I just ran into that one in practice today, so I'll probably take a crack at another grammar update to handle it in the next 48 hours or so.

Firehed edited this Maniphest Task.Mar 25 2014, 7:06 AM
Firehed edited this Maniphest Task.Mar 25 2014, 8:36 PM
richardvanvelzen added a comment.EditedJul 18 2014, 7:27 AM
try {
} finally {

Catches are optional when you have a while. This small diff fixes that:

diff --git a/support/xhpast/parser.y b/support/xhpast/parser.y
index 7047dab..817beff 100644
--- a/support/xhpast/parser.y
+++ b/support/xhpast/parser.y
@@ -561,17 +561,12 @@ unticked_statement:
     $$ = NNEW(n_STATEMENT)->appendChild(NNEW(n_EMPTY));
     NMORE($$, $1);
-| T_TRY '{' inner_statement_list '}' T_CATCH '(' fully_qualified_class_name T_VARIABLE ')' '{' inner_statement_list '}' additional_catches finally_statement {
+| T_TRY '{' inner_statement_list '}' additional_catches finally_statement {
     NTYPE($1, n_TRY);
     $1->appendChild(NEXPAND($2, $3, $4));
-    NTYPE($5, n_CATCH);
-    $5->appendChild($7);
-    $5->appendChild(NTYPE($8, n_VARIABLE));
-    $5->appendChild(NEXPAND($10, $11, $12));
-    $1->appendChild(NNEW(n_CATCH_LIST)->appendChild($5)->appendChildren($13));
-    $1->appendChild($14);
+    $1->appendChild(NNEW(n_CATCH_LIST)->appendChildren($5));
+    $1->appendChild($6);
     $$ = NNEW(n_STATEMENT)->appendChild($1);

(note: PHP checks for presence of at least one catch or finally at runtime, it seems - the syntax allows for try {} only)

@epriestley: could you take a look at the comment above? I'd push out a diff but for some reason the values of the tokens change when I rebuild xhpast.

Mnkras added a subscriber: Mnkras.Apr 16 2015, 4:38 PM
Korvin added a subscriber: Korvin.Apr 16 2015, 4:48 PM

Missing finally support is now starting to affect a large portion of my colleagues.

I'm about to start implement full dereferencing support. Cases that are missing now:


… and probably more.
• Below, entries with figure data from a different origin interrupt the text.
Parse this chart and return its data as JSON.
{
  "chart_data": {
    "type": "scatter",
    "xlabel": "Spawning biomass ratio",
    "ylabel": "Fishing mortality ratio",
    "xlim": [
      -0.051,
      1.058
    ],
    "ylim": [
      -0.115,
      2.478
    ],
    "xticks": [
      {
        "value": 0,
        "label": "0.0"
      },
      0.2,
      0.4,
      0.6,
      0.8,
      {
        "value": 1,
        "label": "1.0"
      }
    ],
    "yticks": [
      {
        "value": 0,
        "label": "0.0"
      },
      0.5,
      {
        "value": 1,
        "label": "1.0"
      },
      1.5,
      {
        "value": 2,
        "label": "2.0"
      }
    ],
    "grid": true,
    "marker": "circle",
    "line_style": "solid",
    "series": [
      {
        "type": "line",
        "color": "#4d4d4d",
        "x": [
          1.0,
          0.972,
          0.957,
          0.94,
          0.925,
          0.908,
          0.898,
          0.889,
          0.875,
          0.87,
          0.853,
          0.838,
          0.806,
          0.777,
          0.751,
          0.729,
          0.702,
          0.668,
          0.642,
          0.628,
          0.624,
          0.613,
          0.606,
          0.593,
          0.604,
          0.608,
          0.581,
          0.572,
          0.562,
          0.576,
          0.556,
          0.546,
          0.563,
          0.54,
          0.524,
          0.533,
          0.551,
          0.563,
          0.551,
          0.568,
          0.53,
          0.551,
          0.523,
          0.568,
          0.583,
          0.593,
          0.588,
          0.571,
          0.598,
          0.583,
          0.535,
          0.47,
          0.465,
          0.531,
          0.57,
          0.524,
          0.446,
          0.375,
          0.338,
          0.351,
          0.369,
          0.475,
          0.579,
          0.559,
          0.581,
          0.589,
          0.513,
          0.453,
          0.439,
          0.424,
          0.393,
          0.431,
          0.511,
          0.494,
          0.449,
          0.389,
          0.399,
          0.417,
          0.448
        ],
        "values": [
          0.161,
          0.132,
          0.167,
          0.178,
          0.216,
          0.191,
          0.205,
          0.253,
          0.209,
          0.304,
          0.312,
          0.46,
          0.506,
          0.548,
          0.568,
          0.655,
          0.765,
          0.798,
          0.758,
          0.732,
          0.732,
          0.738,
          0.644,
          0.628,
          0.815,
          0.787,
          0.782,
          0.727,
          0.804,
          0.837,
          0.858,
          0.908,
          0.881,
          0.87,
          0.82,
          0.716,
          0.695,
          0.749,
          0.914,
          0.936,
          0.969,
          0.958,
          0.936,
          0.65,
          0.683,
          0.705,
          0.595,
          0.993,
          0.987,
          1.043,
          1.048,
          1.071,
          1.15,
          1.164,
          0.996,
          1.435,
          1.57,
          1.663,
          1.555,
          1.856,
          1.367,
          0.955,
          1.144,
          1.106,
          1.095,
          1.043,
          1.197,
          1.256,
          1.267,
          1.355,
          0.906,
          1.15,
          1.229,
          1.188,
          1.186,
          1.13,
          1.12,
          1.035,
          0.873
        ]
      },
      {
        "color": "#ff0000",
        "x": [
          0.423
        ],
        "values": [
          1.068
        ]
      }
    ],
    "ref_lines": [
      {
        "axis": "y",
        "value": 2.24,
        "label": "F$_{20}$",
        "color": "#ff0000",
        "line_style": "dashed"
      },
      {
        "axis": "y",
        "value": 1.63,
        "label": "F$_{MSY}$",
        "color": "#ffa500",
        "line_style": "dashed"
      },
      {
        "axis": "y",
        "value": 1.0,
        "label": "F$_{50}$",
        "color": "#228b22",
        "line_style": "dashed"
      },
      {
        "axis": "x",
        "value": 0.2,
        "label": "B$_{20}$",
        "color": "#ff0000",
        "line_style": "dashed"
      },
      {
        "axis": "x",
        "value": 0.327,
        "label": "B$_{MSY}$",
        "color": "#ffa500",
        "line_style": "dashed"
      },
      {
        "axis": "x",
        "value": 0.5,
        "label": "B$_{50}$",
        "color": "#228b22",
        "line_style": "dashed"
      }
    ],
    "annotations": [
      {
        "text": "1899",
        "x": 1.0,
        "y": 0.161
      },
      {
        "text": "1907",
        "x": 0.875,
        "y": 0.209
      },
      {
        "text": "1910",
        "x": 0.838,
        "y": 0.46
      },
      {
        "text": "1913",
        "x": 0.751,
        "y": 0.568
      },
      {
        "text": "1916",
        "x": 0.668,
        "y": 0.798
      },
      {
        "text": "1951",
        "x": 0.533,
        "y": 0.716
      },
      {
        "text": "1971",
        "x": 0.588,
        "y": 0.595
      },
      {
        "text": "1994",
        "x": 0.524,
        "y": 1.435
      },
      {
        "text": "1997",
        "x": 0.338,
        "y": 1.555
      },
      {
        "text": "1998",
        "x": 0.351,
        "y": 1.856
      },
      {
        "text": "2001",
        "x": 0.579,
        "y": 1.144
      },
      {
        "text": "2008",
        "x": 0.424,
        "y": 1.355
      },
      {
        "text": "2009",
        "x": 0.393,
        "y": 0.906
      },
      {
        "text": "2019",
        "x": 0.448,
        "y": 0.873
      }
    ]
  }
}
Dereferencing is now implemented via a whole number of separate parser rules that (according to PHP's own grammar) can be combined in a simpler rule: dereferencable '[' optional_expr ']'.

To make everyone's life easier, I'd like to split this up in a few separate changes:

  • Remove the grammar restrictions for constant definitions (private $foo = foo(); is permitted by PHP grammar and raises a runtime error)
  • Bring definitions for scalars in line with the PHP grammar
  • Introduce dereference support.

@epriestley Does this sound reasonable? I do not suspect that this will break any standing tests.

That seems fine to me.

@richardvanvelzen / @joshuaspence -

Changes in D17802, D17803, D17816 and D17817 all seem generally fine to me from cursory inspection. If D17819 seems sane for fixing the "huge blobs of unstable JSON" problem, let's stick them all on that, I'll take a closer look at the nodes, and we can get everything in? Good luck racing each other on minor version numbers.

Also, just so I don't completely forget about it:

  • D17820 likely identified a bug exposed by the php-traits test case -- we end up with a node with no type.